I have a couple of Front Wheel weights for a Allis Chalmers WD sitting on the garage floor waiting for me to find the time to get them put on the ATV. I just haven't found the time yet. There are many more to due things on my fix it list before I get to the point of putting the weights on the ATV

so I am hoping to due that some day.

though my Foreman is 4x4 which is a great thing 

for your Recon I would think you'll really want some weight on the back rack to help with traction for your drive wheel's I know my ATV is darn near helpless in 2WD


----------



## FOX-SNO-REMOVAL (Jan 3, 2009)

Personally i don't unless my salter is on the back, but then again my Rubicon is 4x4 so I don't really need any. But since yours it 2wd i would defiantly through some bags of sand or salt on the back rack.


----------



## 92ramcharger (Jun 29, 2007)

Due to a wiring problem with the front hubs on my Sportsman I only have 2WD so I run v-bar chains on the back and about 120 lbs of weight and the 60 inch plow pushes snow just fine, I'm even thinking about adding 6 inches to each end of it.


----------



## EaTmYtAiLpIpEs (Aug 23, 2007)

my old 2000 arctic cat 400 was 2wd and I put 150lbs on the back. but my new quad is 4wd and I dont need any weight on it.


----------



## plowinfarmer (Dec 22, 2008)

thats what i was thinking but i thought i would run it by you guys.


----------



## Petr51488 (Jan 31, 2005)

Usually not, but if theres alot of snow i just throw a 50lb salt bag on the rear rack.


----------



## awl51 (Jan 11, 2009)

plowinfarmer;712478 said:


> Do any of you put like a tractor weight on the back to give you more traction?

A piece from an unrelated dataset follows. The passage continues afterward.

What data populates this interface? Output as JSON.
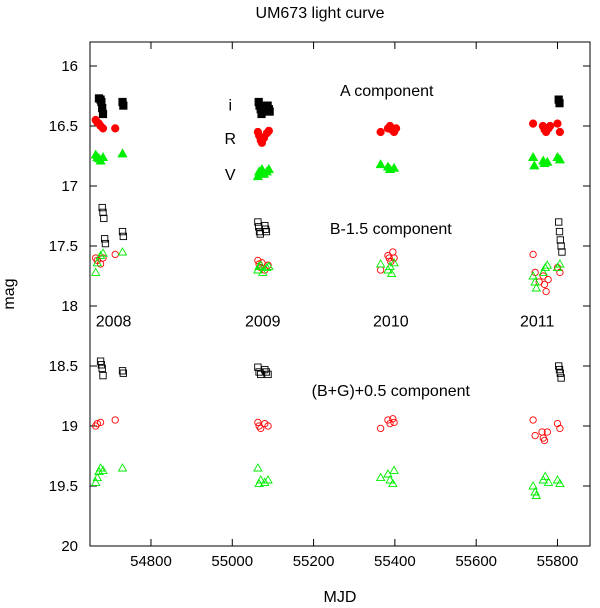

plowinfarmer, because of your name I wonder if you were toying with the idea of adding weight a la tractor - wheel weights or filled tires, for example. I was thinking for a while about doing this , a) because it's so effective; and b: because I don't like all the extra ballast located up so high on my rear rack -- it's like carrying a passenger all the time, and might not be so much fun after a slide and quick sideways stop.
Anyway, I dismissed the thought because I realized that this approach didn't seem to be designed with a suspension or lightweight vehicle in mind, and might tear up bearings, etc.. Be curious to know if anyone else has tried wheel weights or filled tires.

-andy


----------



## skywagon (Nov 13, 2008)

awl51;713544 said:


> plowinfarmer, because of your name I wonder if you were toying with the idea of adding weight a la tractor - wheel weights or filled tires, for example. I was thinking for a while about doing this , a) because it's so effective; and b: because I don't like all the extra ballast located up so high on my rear rack -- it's like carrying a passenger all the time, and might not be so much fun after a slide and quick sideways stop.
> Anyway, I dismissed the thought because I realized that this approach didn't seem to be designed with a suspension or lightweight vehicle in mind, and might tear up bearings, etc.. Be curious to know if anyone else has tried wheel weights or filled tires.
> 
> -andy


Although I have never had to use weight you must be carefull and anchor it if you hit a snow bank it could fly up and cause serious injury. I like my Rhino vs my Rancher just because the rhino is twice the weight and better for plowing, said that we have never had any problem with the Rancher doing the job. With a heavy plow hanging on the front, 4x4 is necessary as the rear end gets light. Time to get the big blower out as we are all out of places to push the snow lol.


----------



## Elwer Lawn Care (Nov 23, 2007)

Mine is 2wd and have 80 lbs of salt on the back at all times, sometime 120 lbs.


----------